E Mengoli ha aggiunto: «L'opinione pubblica vede bene azioni del genere, in realtà è come prendersela con il termometro quando c'è la febbre. Le vendite allo scoperto sono l'indicatore di uno scenario ribassista più grande e profondo. Un indicatore che di per sé non incentiva la decrescita».
L'UTOPIA DELL'AGENZIA DI RATING EUROPEA. I problemi veri, dunque, sono altri. Natoli ha chiarito: «Si parla di un'agenzia di rating europea da almeno cinque anni. E credo ci siano un paio di proposte depositate al parlamento di Bruxelles. Ma cosa si è fatto? Nulla. Tra l'altro la crisi dei debiti sovrani è stata gestita male. È assurdo sentire, per esempio, un ministro tedesco che auspica l'uscita della Grecia dall'euro».
Il socio dell'Associazione italiana operatori dei mercati di capitale (Assiom) infine ha conclude: «La manovra italiana non è un granché e se poi si dovessero per giunta alterare i saldi, sarebbe un grosso problema. Qui si scommette se Berlusconi mangerà o no il panettone e quindi dobbiamo aspettarci ribassi ancora per un po'. Inoltre, c'è l'incognita dell'accordo sul debito in America, accordo che andrebbe chiuso entro il 2 agosto. Si immagina cosa succederebbe sui mercati se non si giungesse a un'intesa?».
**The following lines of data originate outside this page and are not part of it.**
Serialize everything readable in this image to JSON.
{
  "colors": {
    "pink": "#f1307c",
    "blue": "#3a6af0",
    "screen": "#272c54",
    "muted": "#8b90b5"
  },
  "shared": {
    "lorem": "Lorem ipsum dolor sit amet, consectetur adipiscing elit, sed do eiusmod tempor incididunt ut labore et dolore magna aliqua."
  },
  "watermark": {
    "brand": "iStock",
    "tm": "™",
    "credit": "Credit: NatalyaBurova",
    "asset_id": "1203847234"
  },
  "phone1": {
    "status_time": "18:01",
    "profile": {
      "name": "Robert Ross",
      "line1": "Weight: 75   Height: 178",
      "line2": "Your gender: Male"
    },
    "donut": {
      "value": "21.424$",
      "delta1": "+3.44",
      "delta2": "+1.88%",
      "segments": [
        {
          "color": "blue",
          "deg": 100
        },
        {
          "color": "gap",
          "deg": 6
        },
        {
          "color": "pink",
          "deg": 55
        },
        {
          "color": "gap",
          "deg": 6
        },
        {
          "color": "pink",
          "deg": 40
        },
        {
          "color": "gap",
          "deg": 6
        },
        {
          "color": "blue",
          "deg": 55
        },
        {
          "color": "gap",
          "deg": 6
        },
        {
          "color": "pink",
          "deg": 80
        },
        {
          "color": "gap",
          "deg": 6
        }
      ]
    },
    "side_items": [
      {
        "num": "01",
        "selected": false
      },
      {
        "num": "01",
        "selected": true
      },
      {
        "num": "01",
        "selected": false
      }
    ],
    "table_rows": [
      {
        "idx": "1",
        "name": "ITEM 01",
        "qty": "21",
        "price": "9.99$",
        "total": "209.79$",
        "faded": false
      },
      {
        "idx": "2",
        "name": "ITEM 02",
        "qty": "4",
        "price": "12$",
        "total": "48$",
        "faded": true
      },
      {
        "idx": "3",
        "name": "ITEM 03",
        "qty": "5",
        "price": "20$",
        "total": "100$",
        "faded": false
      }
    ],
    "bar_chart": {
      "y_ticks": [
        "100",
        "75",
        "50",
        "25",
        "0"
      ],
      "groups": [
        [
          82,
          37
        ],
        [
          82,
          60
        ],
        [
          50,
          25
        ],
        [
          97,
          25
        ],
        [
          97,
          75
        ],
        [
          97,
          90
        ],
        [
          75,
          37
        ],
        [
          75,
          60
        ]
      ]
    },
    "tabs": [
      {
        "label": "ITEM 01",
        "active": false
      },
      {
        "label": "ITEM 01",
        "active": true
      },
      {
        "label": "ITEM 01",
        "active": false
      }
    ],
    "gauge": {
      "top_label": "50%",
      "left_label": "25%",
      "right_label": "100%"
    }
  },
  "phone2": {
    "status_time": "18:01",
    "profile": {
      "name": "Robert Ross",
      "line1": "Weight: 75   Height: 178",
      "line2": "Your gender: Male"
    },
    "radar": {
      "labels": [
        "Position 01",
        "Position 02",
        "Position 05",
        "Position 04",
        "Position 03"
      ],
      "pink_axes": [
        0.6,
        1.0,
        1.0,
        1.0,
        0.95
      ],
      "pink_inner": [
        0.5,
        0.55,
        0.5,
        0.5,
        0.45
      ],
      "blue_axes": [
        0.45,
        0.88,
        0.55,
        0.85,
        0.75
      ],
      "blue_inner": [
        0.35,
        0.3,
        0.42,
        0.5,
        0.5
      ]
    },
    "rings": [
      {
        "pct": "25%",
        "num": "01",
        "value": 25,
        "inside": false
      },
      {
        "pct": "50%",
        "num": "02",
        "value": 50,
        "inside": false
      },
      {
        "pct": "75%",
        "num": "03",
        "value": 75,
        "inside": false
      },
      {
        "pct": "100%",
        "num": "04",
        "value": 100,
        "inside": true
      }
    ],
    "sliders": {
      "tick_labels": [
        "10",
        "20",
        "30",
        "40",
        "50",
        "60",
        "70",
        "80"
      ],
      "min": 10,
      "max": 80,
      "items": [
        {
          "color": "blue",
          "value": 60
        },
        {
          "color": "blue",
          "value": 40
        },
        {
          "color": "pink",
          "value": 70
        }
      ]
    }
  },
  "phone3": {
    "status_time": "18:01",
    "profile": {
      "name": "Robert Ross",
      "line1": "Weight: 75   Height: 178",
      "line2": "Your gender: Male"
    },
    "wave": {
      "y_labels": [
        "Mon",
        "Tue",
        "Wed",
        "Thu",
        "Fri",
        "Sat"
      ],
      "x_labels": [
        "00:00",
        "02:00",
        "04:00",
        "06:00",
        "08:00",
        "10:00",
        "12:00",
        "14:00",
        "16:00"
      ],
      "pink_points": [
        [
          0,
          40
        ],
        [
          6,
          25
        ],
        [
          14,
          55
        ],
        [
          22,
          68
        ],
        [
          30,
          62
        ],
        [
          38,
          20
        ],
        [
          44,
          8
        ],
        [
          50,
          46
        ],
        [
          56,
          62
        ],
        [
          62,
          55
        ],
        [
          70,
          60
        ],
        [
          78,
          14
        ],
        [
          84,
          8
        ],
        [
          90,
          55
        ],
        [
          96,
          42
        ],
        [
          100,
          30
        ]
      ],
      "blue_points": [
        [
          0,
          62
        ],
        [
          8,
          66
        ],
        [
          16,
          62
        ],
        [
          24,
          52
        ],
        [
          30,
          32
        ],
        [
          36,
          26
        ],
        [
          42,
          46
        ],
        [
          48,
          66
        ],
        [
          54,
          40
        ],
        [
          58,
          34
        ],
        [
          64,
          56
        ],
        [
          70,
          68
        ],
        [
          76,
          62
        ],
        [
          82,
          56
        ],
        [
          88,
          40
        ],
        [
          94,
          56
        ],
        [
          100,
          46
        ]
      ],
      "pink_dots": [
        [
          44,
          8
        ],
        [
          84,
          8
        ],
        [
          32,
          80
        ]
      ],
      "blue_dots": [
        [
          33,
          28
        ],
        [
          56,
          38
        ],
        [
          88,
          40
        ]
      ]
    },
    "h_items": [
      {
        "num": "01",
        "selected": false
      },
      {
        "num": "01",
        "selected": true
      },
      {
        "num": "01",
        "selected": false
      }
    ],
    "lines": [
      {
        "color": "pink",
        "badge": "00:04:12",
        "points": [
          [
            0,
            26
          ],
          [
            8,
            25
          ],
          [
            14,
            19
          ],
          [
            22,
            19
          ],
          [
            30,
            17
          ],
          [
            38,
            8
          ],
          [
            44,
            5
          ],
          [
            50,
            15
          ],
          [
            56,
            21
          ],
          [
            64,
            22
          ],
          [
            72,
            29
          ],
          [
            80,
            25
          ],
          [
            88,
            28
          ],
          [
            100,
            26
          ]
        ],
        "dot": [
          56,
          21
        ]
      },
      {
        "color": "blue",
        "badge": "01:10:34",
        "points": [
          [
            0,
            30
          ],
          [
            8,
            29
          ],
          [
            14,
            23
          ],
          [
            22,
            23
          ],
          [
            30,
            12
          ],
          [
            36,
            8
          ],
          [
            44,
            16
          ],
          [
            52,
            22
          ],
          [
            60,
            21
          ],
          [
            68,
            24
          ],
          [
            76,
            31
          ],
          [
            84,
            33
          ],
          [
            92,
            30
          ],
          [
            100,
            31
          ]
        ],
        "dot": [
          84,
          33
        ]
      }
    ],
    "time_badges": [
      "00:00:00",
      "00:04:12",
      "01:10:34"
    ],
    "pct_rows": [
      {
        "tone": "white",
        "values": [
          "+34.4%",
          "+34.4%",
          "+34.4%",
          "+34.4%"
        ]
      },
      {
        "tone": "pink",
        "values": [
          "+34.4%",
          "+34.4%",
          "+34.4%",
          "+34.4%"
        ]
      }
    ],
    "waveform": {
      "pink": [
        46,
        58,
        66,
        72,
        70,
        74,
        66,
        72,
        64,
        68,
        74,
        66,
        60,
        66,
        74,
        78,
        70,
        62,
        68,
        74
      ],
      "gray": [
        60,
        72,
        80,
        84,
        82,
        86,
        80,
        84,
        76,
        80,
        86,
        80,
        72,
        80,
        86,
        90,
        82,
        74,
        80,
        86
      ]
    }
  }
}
VENTI MILIARDI OGNI 100 PUNTI DI SPREAD. Mengoli ha parlato di un presidente degli Stati Uniti Barack Obama (leggi l'articolo sui motivi per cui Obama non vuole uscire dalla crisi) «che si muove in anticipo così da chiamare in causa tutti gli americani sul salvataggio del Paese» e, tornando all'Italia, ha lanciato un allarme: «Ogni 100 punti base di spread sui bund tedeschi ci costano 20 miliardi in più».
In pratica, quasi metà della manovra su cui il governo Berlusconi si sta sciogliendo come neve al sole di luglio.